Według Prokuratury Koronnej (CPS), Wen kupiła również dwie nieruchomości w Dubaju o łącznej wartości ponad 500 tysięcy funtów, tłumacząc, że działała na zlecenie "pracodawcy z Chin". CPS jednak wskazała na "brak dowodów na legalne źródło majątku i ogromną ilość bitcoinów", co jednoznacznie wskazywało na ich przestępcze pochodzenie.
W 2024 roku Jian Wen została skazana na 6 lat i 8 miesięcy więzienia.
Schemat inwestycyjny, który uwiódł tysiące - głównie seniorów
Zgodnie z doniesieniami Lifeweek, inwestorzy - w większości w wieku od 50 do 75 lat - lokowali w promowane przez Qian projekty od setek tysięcy do dziesiątek milionów juanów. Obiecywano im szybkie dywidendy, gwarantowane zyski i udział w rozwoju technologiczno-finansowego "centrum Chin".
Qian ukrywała swoją tożsamość, lecz wśród inwestorów funkcjonowała pod przydomkiem "bogini bogactwa". Do udziału w schemacie zachęcali często bliscy - znajomi, współpracownicy i członkowie rodzin. Wśród poszkodowanych znaleźli się przedsiębiorcy, pracownicy banków, a nawet przedstawiciele wymiaru sprawiedliwości.
Ucieczka, fałszywe dokumenty i zatrzymanie po latach
Po uruchomieniu śledztwa w Chinach, Qian uciekła z kraju, posługując się fałszywymi dokumentami. Ostatecznie osiedliła się w Wielkiej Brytanii, gdzie kontynuowała operacje prania pieniędzy. Dopiero w 2018 roku londyńska policja otrzymała anonimową informację o podejrzanych transferach aktywów. To uruchomiło zakrojone na szeroką skalę międzynarodowe dochodzenie.
"Qian unikała sprawiedliwości przez pięć lat" - podkreśliła detektyw sierżant Isabella Grotto, która kierowała brytyjską częścią śledztwa. Aresztowanie kobiety wymagało skoordynowanych działań między Wielką Brytanią a organami ścigania w Chinach.

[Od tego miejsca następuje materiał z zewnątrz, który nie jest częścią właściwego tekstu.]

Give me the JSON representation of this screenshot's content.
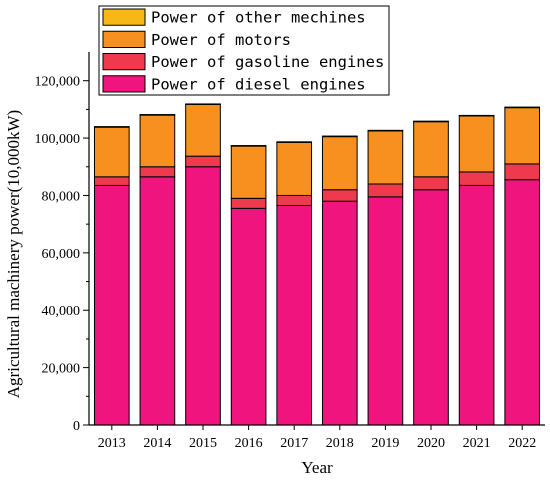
{
  "chart_data": {
    "type": "bar",
    "stacked": true,
    "categories": [
      "2013",
      "2014",
      "2015",
      "2016",
      "2017",
      "2018",
      "2019",
      "2020",
      "2021",
      "2022"
    ],
    "series": [
      {
        "name": "Power of diesel engines",
        "color": "#F0147F",
        "values": [
          83500,
          86500,
          90000,
          75500,
          76500,
          78000,
          79500,
          82000,
          83500,
          85500
        ]
      },
      {
        "name": "Power of gasoline engines",
        "color": "#EE3A4C",
        "values": [
          3000,
          3500,
          3700,
          3500,
          3500,
          4000,
          4500,
          4500,
          4700,
          5500
        ]
      },
      {
        "name": "Power of motors",
        "color": "#F7901E",
        "values": [
          17300,
          18000,
          18000,
          18200,
          18500,
          18500,
          18500,
          19200,
          19500,
          19600
        ]
      },
      {
        "name": "Power of other mechines",
        "color": "#F7B815",
        "values": [
          200,
          200,
          200,
          200,
          200,
          200,
          200,
          200,
          200,
          200
        ]
      }
    ],
    "legend_order": [
      "Power of other mechines",
      "Power of motors",
      "Power of gasoline engines",
      "Power of diesel engines"
    ],
    "xlabel": "Year",
    "ylabel": "Agricultural machinery power(10,000kW)",
    "ylim": [
      0,
      130000
    ],
    "yticks": [
      0,
      20000,
      40000,
      60000,
      80000,
      100000,
      120000
    ],
    "ytick_labels": [
      "0",
      "20,000",
      "40,000",
      "60,000",
      "80,000",
      "100,000",
      "120,000"
    ],
    "grid": false,
    "legend_position": "top"
  }
}
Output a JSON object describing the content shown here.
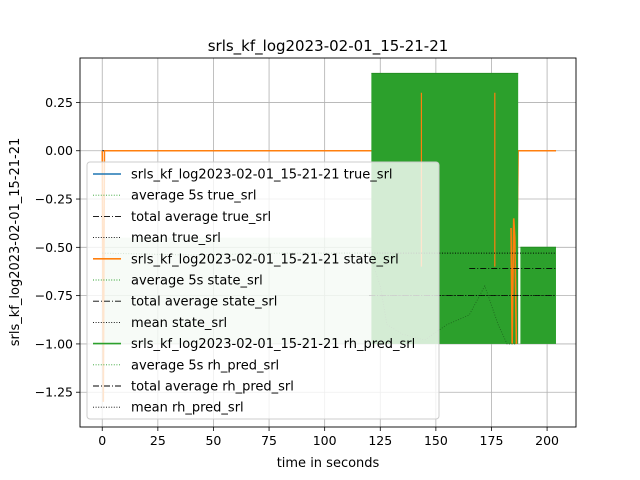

Wyrok zapadł, ale śledztwo trwa
Choć Zhimin Qian została już uznana za winną przez sąd w Londynie, sprawa nie jest jeszcze zakończona. Metropolitan Police poinformowała, że dochodzenie nadal trwa, a brytyjskie władze ściśle współpracują z Prokuraturą Koronną, by zabezpieczyć skradzione środki i uniemożliwić ich odzyskanie przez przestępców.
"Poniedziałkowy wyrok to kulminacja lat poświęconych na intensywne dochodzenie" - skomentował Will Lyne, szef Wydziału ds. Przestępstw Gospodarczych i Cyberprzestępczości Met Police.
Jak dodała CPS, część oszukanych inwestorów odzyskała już swoje środki dzięki państwowemu programowi kompensacyjnemu w Chinach. Qian pozostaje w areszcie do czasu ogłoszenia wyroku. Data jej skazania nie została jeszcze wyznaczona.